AprioriLite
- class hana_ml.algorithms.pal.association.AprioriLite(min_support, min_confidence, subsample=None, recalculate=None, thread_ratio=None, timeout=None, pmml_export=None)
This function runs a lightweight version of the Apriori algorithm for association rule mining. It significantly reduces the computational overhead by only focusing on the creation and analysis of up to two-item sets, which makes it particularly useful for large datasets where traditional Apriori applications could be computationally expensive.
- Parameters:
- min_supportfloat
Specifies the minimum support as determined by the user.
- min_confidencefloat
Specifies the minimum confidence as determined by the user.
- subsamplefloat, optional
Specifies the sampling percentage for the input data. Set to 1 if you want to use the entire data. By subsampling, you can speed up computation on large datasets. Defaults to 1.
- recalculatebool, optional
If true, the illustrative statistics (support, confidence, and lift) of the resulting rule set are recalculated (updated) after the rules are found using sampled data.
Defaults to True.
- thread_ratiofloat, optional
Adjusts the percentage of available threads to use, from 0 to 1. A value of 0 indicates the use of a single thread, while 1 implies the use of all possible current threads. Values outside the range will be ignored and this function heuristically determines the number of threads to use.
Defaults to 0.
- timeoutint, optional
Specifies the maximum run time for the algorithm in seconds. The algorithm will cease computation if the specified timeout is exceeded.
Defaults to 3600.
- pmml_export{'no', 'single-row', 'multi-row'}, optional
Defines the method of exporting the Apriori model:
'no' : the model will not be exported,
'single-row' : the Apriori model will be exported as a single row PMML,
'multi-row' : the Apriori model will be exported as a multi-row PMML where each row contains a minimum of 5000 characters.
Defaults to 'no'.
Examples
Input DataFrame df:
>>> df.collect() CUSTOMER ITEM 0 2 item2 1 2 item3 ...... 21 8 item2 22 8 item3
Initialize a AprioriLite object:
>>> apl = AprioriLite(min_support=0.1, min_confidence=0.3, subsample=1.0, recalculate=False, timeout=3600, pmml_export='single-row')
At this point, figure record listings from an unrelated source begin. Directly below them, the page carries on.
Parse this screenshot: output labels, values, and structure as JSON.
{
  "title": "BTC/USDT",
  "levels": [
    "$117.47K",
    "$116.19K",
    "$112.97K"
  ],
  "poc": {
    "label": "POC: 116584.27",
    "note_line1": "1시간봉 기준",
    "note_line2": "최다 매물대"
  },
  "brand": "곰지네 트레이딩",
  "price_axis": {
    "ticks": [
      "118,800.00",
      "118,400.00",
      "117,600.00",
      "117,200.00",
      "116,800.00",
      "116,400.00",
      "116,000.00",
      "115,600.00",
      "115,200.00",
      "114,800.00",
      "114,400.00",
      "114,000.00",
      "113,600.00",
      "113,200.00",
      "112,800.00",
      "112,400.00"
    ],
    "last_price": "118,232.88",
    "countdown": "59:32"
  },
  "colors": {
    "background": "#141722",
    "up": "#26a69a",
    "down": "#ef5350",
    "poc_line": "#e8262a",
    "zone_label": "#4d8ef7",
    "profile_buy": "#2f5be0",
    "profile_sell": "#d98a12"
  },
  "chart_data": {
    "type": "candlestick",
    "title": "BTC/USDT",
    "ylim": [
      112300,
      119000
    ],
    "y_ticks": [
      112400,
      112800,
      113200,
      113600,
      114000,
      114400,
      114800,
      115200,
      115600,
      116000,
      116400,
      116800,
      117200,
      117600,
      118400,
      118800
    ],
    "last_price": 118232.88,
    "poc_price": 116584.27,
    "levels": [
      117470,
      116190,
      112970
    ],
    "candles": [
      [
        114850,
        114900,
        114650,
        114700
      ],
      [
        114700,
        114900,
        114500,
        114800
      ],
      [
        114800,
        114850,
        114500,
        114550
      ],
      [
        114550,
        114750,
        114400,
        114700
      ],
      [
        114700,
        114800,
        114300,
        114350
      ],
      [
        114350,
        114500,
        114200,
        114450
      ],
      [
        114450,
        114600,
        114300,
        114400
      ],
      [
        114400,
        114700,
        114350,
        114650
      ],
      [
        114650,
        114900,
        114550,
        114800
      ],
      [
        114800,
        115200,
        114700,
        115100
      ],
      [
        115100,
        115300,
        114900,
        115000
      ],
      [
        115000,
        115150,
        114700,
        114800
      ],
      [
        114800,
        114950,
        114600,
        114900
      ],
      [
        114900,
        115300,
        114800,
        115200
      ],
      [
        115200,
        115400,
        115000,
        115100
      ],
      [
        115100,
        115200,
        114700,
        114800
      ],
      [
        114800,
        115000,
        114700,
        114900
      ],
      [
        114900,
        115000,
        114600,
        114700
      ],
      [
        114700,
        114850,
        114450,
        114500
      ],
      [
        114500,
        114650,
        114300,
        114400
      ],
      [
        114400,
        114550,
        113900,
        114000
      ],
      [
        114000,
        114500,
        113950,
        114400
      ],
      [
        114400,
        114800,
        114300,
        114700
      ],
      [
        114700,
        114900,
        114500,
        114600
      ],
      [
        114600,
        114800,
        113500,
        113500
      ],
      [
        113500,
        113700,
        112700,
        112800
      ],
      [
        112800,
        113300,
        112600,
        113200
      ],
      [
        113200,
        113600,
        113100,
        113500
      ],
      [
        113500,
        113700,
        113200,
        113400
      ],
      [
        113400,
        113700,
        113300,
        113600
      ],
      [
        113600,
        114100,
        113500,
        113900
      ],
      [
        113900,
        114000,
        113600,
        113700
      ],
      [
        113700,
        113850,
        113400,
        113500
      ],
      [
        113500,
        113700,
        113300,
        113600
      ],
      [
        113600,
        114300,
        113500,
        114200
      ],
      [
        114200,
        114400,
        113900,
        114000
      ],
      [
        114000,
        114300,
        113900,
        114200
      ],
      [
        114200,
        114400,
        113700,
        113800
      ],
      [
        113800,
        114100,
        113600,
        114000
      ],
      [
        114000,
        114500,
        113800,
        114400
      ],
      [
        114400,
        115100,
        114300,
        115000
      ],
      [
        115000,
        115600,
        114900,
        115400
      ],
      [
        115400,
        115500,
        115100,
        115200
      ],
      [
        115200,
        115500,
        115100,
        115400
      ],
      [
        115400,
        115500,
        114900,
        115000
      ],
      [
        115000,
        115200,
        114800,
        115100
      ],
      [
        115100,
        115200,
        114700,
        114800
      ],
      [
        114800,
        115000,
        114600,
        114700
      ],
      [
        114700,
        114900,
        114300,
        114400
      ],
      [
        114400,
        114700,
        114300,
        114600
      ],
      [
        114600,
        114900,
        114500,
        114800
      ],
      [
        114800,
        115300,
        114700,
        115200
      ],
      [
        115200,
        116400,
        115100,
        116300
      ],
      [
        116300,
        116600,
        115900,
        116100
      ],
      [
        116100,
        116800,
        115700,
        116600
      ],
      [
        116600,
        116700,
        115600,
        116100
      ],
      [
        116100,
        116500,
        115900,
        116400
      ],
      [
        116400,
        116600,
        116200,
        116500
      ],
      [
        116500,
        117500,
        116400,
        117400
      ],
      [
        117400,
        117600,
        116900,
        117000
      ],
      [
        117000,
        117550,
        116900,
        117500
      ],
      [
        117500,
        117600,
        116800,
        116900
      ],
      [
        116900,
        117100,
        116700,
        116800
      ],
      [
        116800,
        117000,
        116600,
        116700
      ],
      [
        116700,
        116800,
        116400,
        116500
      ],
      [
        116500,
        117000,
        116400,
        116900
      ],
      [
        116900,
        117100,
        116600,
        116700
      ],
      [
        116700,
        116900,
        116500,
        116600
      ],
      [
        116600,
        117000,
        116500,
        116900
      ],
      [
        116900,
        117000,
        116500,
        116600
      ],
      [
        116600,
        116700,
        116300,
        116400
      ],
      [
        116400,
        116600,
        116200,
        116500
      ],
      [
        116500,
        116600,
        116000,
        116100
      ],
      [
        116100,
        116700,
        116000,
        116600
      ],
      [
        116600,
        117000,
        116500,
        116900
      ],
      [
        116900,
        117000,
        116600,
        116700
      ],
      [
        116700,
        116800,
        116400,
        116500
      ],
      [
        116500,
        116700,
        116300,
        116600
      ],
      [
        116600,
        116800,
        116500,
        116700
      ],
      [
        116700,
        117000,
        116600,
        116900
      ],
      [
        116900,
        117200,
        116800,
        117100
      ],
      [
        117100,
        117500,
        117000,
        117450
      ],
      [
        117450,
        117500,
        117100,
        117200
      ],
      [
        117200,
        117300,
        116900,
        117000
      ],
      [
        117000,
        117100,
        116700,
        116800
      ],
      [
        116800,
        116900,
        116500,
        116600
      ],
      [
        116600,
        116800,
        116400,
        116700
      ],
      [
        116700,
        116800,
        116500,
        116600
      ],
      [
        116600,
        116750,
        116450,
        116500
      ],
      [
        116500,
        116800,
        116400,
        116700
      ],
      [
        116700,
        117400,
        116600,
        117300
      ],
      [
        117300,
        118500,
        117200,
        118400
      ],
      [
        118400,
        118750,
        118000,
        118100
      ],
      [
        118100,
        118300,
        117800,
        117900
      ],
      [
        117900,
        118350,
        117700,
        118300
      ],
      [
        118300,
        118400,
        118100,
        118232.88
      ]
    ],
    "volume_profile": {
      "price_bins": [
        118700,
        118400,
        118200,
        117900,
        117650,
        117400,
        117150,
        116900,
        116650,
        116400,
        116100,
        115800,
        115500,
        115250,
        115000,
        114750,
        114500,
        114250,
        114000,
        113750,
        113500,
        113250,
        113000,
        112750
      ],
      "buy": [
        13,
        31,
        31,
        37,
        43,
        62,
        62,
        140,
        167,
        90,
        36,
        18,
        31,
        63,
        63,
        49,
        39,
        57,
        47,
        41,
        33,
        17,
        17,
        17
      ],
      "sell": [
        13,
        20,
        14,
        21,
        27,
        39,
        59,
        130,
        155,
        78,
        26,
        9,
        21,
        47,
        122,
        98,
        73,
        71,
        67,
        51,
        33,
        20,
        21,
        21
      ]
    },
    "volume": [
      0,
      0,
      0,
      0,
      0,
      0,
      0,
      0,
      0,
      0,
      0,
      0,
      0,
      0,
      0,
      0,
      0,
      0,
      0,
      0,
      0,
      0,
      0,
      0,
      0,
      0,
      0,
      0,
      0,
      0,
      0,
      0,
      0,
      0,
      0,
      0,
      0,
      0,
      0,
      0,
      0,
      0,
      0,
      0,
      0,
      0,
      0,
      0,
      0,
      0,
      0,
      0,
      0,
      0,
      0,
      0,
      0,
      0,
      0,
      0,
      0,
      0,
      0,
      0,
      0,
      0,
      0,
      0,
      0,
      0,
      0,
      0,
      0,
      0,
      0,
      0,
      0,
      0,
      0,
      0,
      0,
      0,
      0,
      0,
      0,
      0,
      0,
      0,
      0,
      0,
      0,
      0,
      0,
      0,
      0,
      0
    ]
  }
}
Perform the fit() and obtain the result:
>>> apl.fit(data=df) >>> apl.result_.head(5).collect() ANTECEDENT CONSEQUENT SUPPORT CONFIDENCE LIFT 0 item5 item2 0.222222 1.000000 1.285714 1 item1 item5 0.222222 0.333333 1.500000 2 item5 item1 0.222222 1.000000 1.500000 3 item5 item3 0.111111 0.500000 0.750000 4 item1 item2 0.444444 0.666667 0.857143
- Attributes:
- result_DataFrame
- Mined association rules and related statistics, structured as follows:
1st column : antecedent(leading) items,
2nd column : consequent(dependent) items,
3rd column : support value,
4th column : confidence value,
5th column : lift value.
Non-empty only when
relational
is False.- model_DataFrame
- Apriori model trained from the input data, structured as follows:
1st column : model ID.
2nd column : model content, i.e. liteApriori model in PMML format.
Methods
fit
(data[, transaction, item])Association rule mining on the given data.
- fit(data, transaction=None, item=None)
Association rule mining on the given data.
- Parameters:
- dataDataFrame
The input data.
- transactionstr, optional
Name of the transaction column.
Defaults to the first column if not provided.
- itemstr, optional
Name of the item column.
Defaults to the last non-transaction column if not provided.
Inherited Methods from PALBase
Besides those methods mentioned above, the AprioriLite class also inherits methods from PALBase class, please refer to PAL Base for more details.